Отчизна наша не истории лишена, но большего, чем история. Россия не знает любовных историй, где найти соединение сердец, достойное памяти? Толстой с Софьей Андреевной, Блок с Менделеевой, Пушкин с Гончаровой, Есенин с девками? Разве было что-нибудь на русском языке про любовь написано? Ах, нет же, конечно было, только в России и понимали про настоящую, до крика, до смерти любовь, такую, как у Маяковского. Только вместо имени Лиля надо поставить имя Революция, потому что это ее он любил как любят женщину, соединив в великой традиции земное с небесным. И его предсмертное «любовная лодка разбилась о быт» — это к ней, к Революции. А раз не сложилось, — вышел, хлопнул дверью, застрелился, — и это единственная описанная любовная трагедия, которую знает наша земля. Неужели не мог он рассмотреть в Революции ее толстозадого плебейства с самого начала? Тот же вопрос с успехом задали по поводу Дульсинеи, и едва бакалавр Самсон Карраско открыл глаза Алонсо Кихано, — как рыцарский роман кончился, и с ним жизнь. Так и здесь, — как только у Маяковского появляется любовь, так появляется и история. Нет любви — и истории нет у нашей неказистой тетки — Родины. Больше ее никто так не любил, хотя многие славили, а еще больше народа презирало. За что любить ее — толстую, неказистую бабу? Но думаешь, глядя на нее, убогую: люби мы крепче, она станет краше. Но нет, не становится.

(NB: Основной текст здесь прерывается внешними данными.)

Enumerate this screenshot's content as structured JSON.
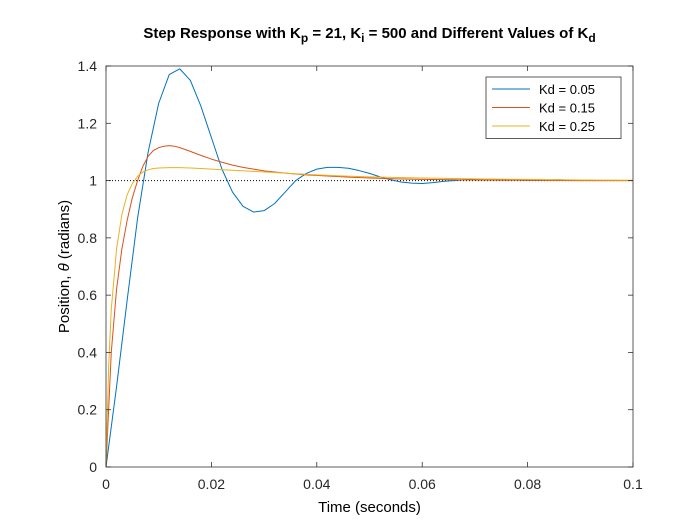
{
  "chart_data": {
    "type": "line",
    "title": {
      "parts": [
        {
          "text": "Step Response with K",
          "sub": false
        },
        {
          "text": "p",
          "sub": true
        },
        {
          "text": " = 21, K",
          "sub": false
        },
        {
          "text": "i",
          "sub": true
        },
        {
          "text": " = 500 and Different Values of K",
          "sub": false
        },
        {
          "text": "d",
          "sub": true
        }
      ]
    },
    "xlabel": "Time (seconds)",
    "ylabel": {
      "before": "Position, ",
      "symbol": "θ",
      "after": " (radians)"
    },
    "xlim": [
      0,
      0.1
    ],
    "ylim": [
      0,
      1.4
    ],
    "xticks": [
      0,
      0.02,
      0.04,
      0.06,
      0.08,
      0.1
    ],
    "xtick_labels": [
      "0",
      "0.02",
      "0.04",
      "0.06",
      "0.08",
      "0.1"
    ],
    "yticks": [
      0,
      0.2,
      0.4,
      0.6,
      0.8,
      1,
      1.2,
      1.4
    ],
    "ytick_labels": [
      "0",
      "0.2",
      "0.4",
      "0.6",
      "0.8",
      "1",
      "1.2",
      "1.4"
    ],
    "grid": false,
    "legend_position": "top-right",
    "reference_line": {
      "y": 1,
      "style": "dotted",
      "color": "#000000"
    },
    "series": [
      {
        "name": "Kd = 0.05",
        "color": "#0072BD",
        "x": [
          0,
          0.002,
          0.004,
          0.006,
          0.008,
          0.01,
          0.012,
          0.014,
          0.016,
          0.018,
          0.02,
          0.022,
          0.024,
          0.026,
          0.028,
          0.03,
          0.032,
          0.034,
          0.036,
          0.038,
          0.04,
          0.042,
          0.044,
          0.046,
          0.048,
          0.05,
          0.052,
          0.054,
          0.056,
          0.058,
          0.06,
          0.062,
          0.064,
          0.066,
          0.068,
          0.07,
          0.072,
          0.074,
          0.076,
          0.078,
          0.08,
          0.082,
          0.084,
          0.086,
          0.088
        ],
        "y": [
          0,
          0.28,
          0.58,
          0.87,
          1.1,
          1.27,
          1.37,
          1.39,
          1.35,
          1.26,
          1.15,
          1.04,
          0.96,
          0.91,
          0.89,
          0.895,
          0.92,
          0.96,
          1.0,
          1.025,
          1.04,
          1.046,
          1.046,
          1.043,
          1.035,
          1.025,
          1.013,
          1.003,
          0.995,
          0.991,
          0.99,
          0.993,
          0.997,
          1.0,
          1.003,
          1.005,
          1.005,
          1.004,
          1.003,
          1.002,
          1.001,
          1.001,
          1.002,
          1.003,
          1.001
        ]
      },
      {
        "name": "Kd = 0.15",
        "color": "#D95319",
        "x": [
          0,
          0.001,
          0.002,
          0.003,
          0.004,
          0.005,
          0.006,
          0.007,
          0.008,
          0.009,
          0.01,
          0.011,
          0.012,
          0.013,
          0.014,
          0.016,
          0.018,
          0.02,
          0.022,
          0.024,
          0.026,
          0.028,
          0.03,
          0.034,
          0.038,
          0.042,
          0.046,
          0.05,
          0.055,
          0.06,
          0.07,
          0.08,
          0.09,
          0.1
        ],
        "y": [
          0,
          0.4,
          0.62,
          0.76,
          0.86,
          0.94,
          1.0,
          1.05,
          1.085,
          1.105,
          1.115,
          1.12,
          1.122,
          1.12,
          1.115,
          1.102,
          1.088,
          1.075,
          1.064,
          1.054,
          1.046,
          1.04,
          1.034,
          1.026,
          1.02,
          1.016,
          1.012,
          1.009,
          1.006,
          1.004,
          1.002,
          1.001,
          1.0,
          1.0
        ]
      },
      {
        "name": "Kd = 0.25",
        "color": "#EDB120",
        "x": [
          0,
          0.0005,
          0.001,
          0.002,
          0.003,
          0.004,
          0.005,
          0.006,
          0.007,
          0.008,
          0.009,
          0.01,
          0.012,
          0.014,
          0.016,
          0.018,
          0.02,
          0.024,
          0.028,
          0.032,
          0.036,
          0.04,
          0.045,
          0.05,
          0.06,
          0.07,
          0.08,
          0.09,
          0.1
        ],
        "y": [
          0,
          0.35,
          0.55,
          0.76,
          0.88,
          0.95,
          0.99,
          1.015,
          1.03,
          1.038,
          1.042,
          1.044,
          1.045,
          1.045,
          1.044,
          1.042,
          1.04,
          1.036,
          1.032,
          1.028,
          1.024,
          1.02,
          1.016,
          1.013,
          1.009,
          1.006,
          1.004,
          1.002,
          1.001
        ]
      }
    ]
  }
}
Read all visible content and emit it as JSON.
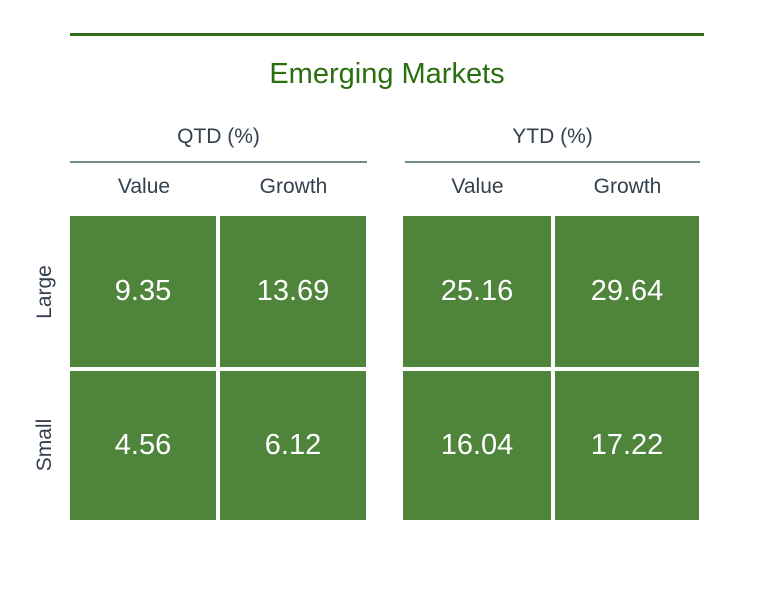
{
  "title": "Emerging Markets",
  "groups": [
    {
      "label": "QTD (%)"
    },
    {
      "label": "YTD (%)"
    }
  ],
  "columns": [
    "Value",
    "Growth"
  ],
  "rows": [
    "Large",
    "Small"
  ],
  "values": {
    "qtd": {
      "large": {
        "value": "9.35",
        "growth": "13.69"
      },
      "small": {
        "value": "4.56",
        "growth": "6.12"
      }
    },
    "ytd": {
      "large": {
        "value": "25.16",
        "growth": "29.64"
      },
      "small": {
        "value": "16.04",
        "growth": "17.22"
      }
    }
  },
  "colors": {
    "accent": "#2a6e10",
    "cell": "#4f843b"
  }
}
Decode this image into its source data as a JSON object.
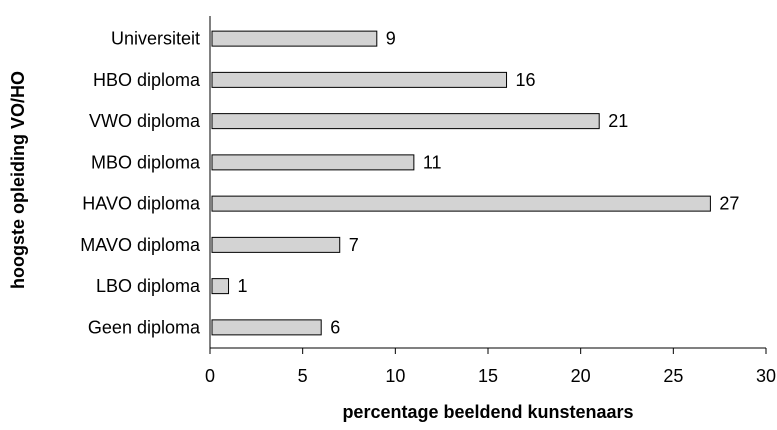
{
  "chart_data": {
    "type": "bar",
    "orientation": "horizontal",
    "categories": [
      "Universiteit",
      "HBO diploma",
      "VWO diploma",
      "MBO diploma",
      "HAVO diploma",
      "MAVO diploma",
      "LBO diploma",
      "Geen diploma"
    ],
    "values": [
      9,
      16,
      21,
      11,
      27,
      7,
      1,
      6
    ],
    "value_labels": [
      "9",
      "16",
      "21",
      "11",
      "27",
      "7",
      "1",
      "6"
    ],
    "title": "",
    "xlabel": "percentage beeldend kunstenaars",
    "ylabel": "hoogste opleiding VO/HO",
    "xlim": [
      0,
      30
    ],
    "xticks": [
      0,
      5,
      10,
      15,
      20,
      25,
      30
    ],
    "xtick_labels": [
      "0",
      "5",
      "10",
      "15",
      "20",
      "25",
      "30"
    ],
    "grid": false,
    "legend": false,
    "bar_color": "#d3d3d3",
    "bar_edge_color": "#000000"
  }
}
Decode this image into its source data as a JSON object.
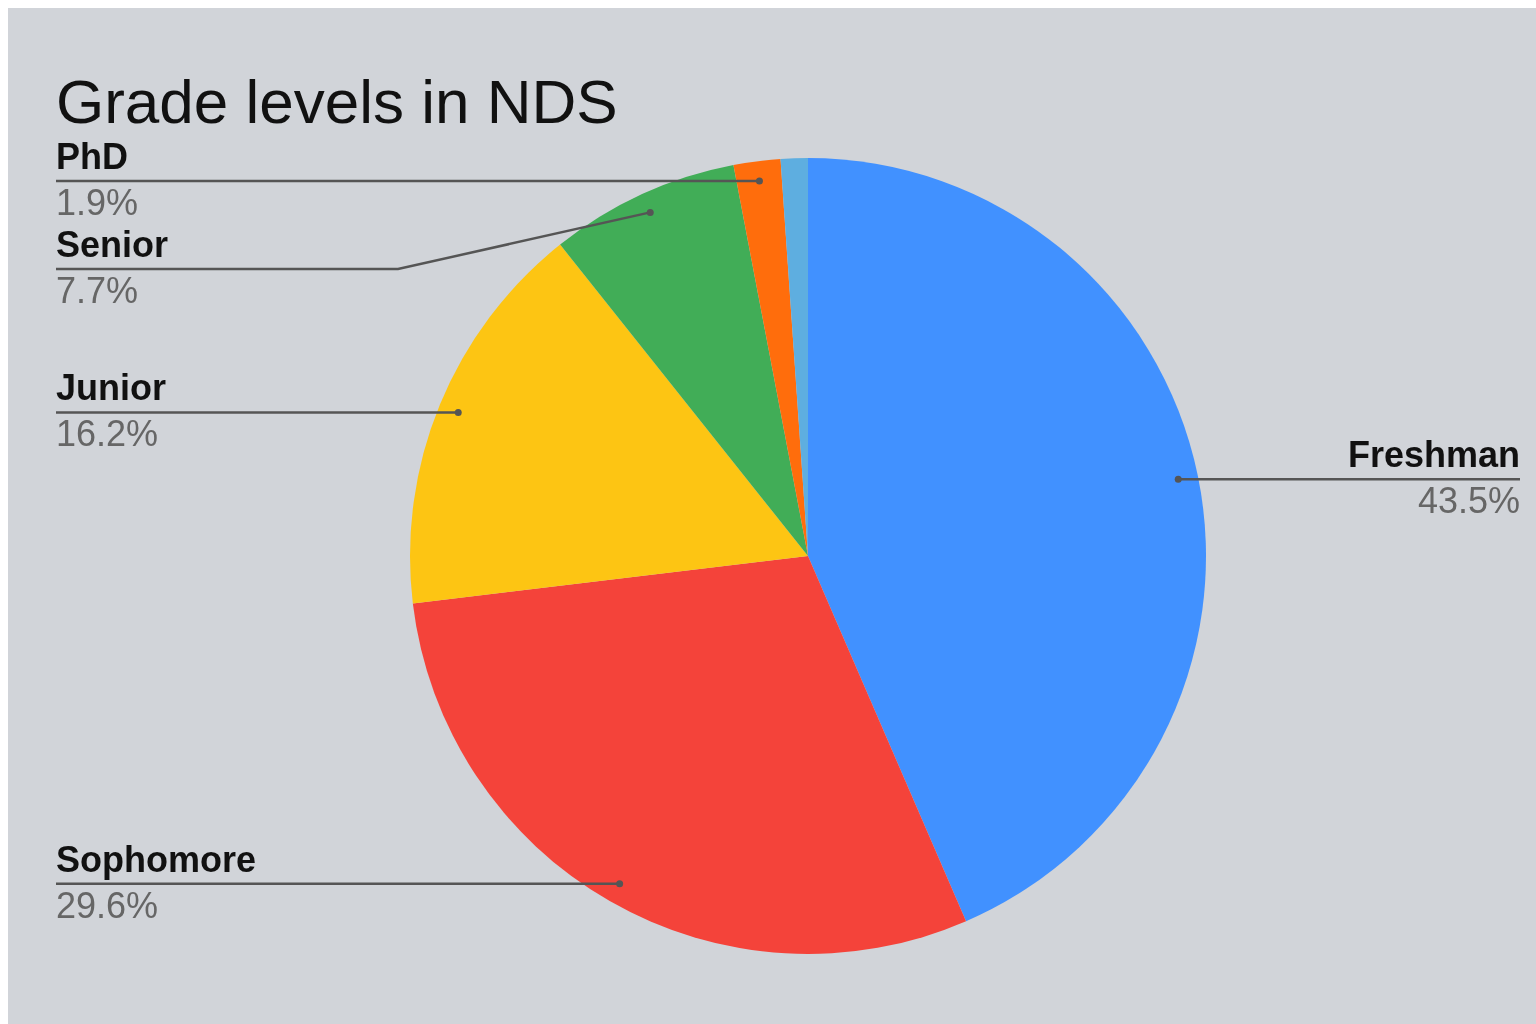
{
  "chart_data": {
    "type": "pie",
    "title": "Grade levels in NDS",
    "categories": [
      "Freshman",
      "Sophomore",
      "Junior",
      "Senior",
      "PhD",
      null
    ],
    "values": [
      43.5,
      29.6,
      16.2,
      7.7,
      1.9,
      1.1
    ],
    "colors": [
      "#4191ff",
      "#f4433a",
      "#fdc513",
      "#41ad57",
      "#ff6d0c",
      "#5eaee0"
    ],
    "value_labels": [
      "43.5%",
      "29.6%",
      "16.2%",
      "7.7%",
      "1.9%",
      null
    ],
    "legend": false
  }
}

Эта почва менее прочих пригодна для любви, но выбирать не приходится. Я напишу о любви, которая останется навсегда, когда уже сотрется след этих дней, когда песок заметет мой город и улицы, по которым меня несло к тебе. Я напишу так, что через рыхлую Россию и кривую Москву навсегда пройдет твой летящий шаг, твоя прямая походка. Все сразу — и российская мразь, и европейское лицемерие, и счастье, и его невозможность, и то, что переносить вранье нет сил, и то, что правда здесь не нужна, — все это стало нашей историей, твоей и моей любовью. И другой нет. У меня нет иных убеждений, кроме любви — и если приходится говорить о политике или искусстве, то я говорю о тебе, и хочу, чтобы слова были ясны, как твое лицо, чтобы чувства были отчетливы, как твой профиль, чтобы путь был прям, как твоя осанка.

Первую половину жизни я промаялся в поисках Истории, мне казалось, что родные пустыри и степи плющат мою жизнь и раскатывают будущее в тонкий блин, что это внеисторическое пространство — Россия — не может поспеть и ходом мирового духа, растекается грязной лужей. Я все искал, где же тот край, та точка схода, в которой сосредоточена История сегодня? Где надо быть сейчас, куда смотреть? Я пялился в горизонт и не находил такого места, и все мнилось, а вдруг оно за углом? И это пустое томление и пустая маята прекратились, едва я понял, что История — она там, где ты, и другой не бывает. И, поняв это, я собрал силы для единственной работы.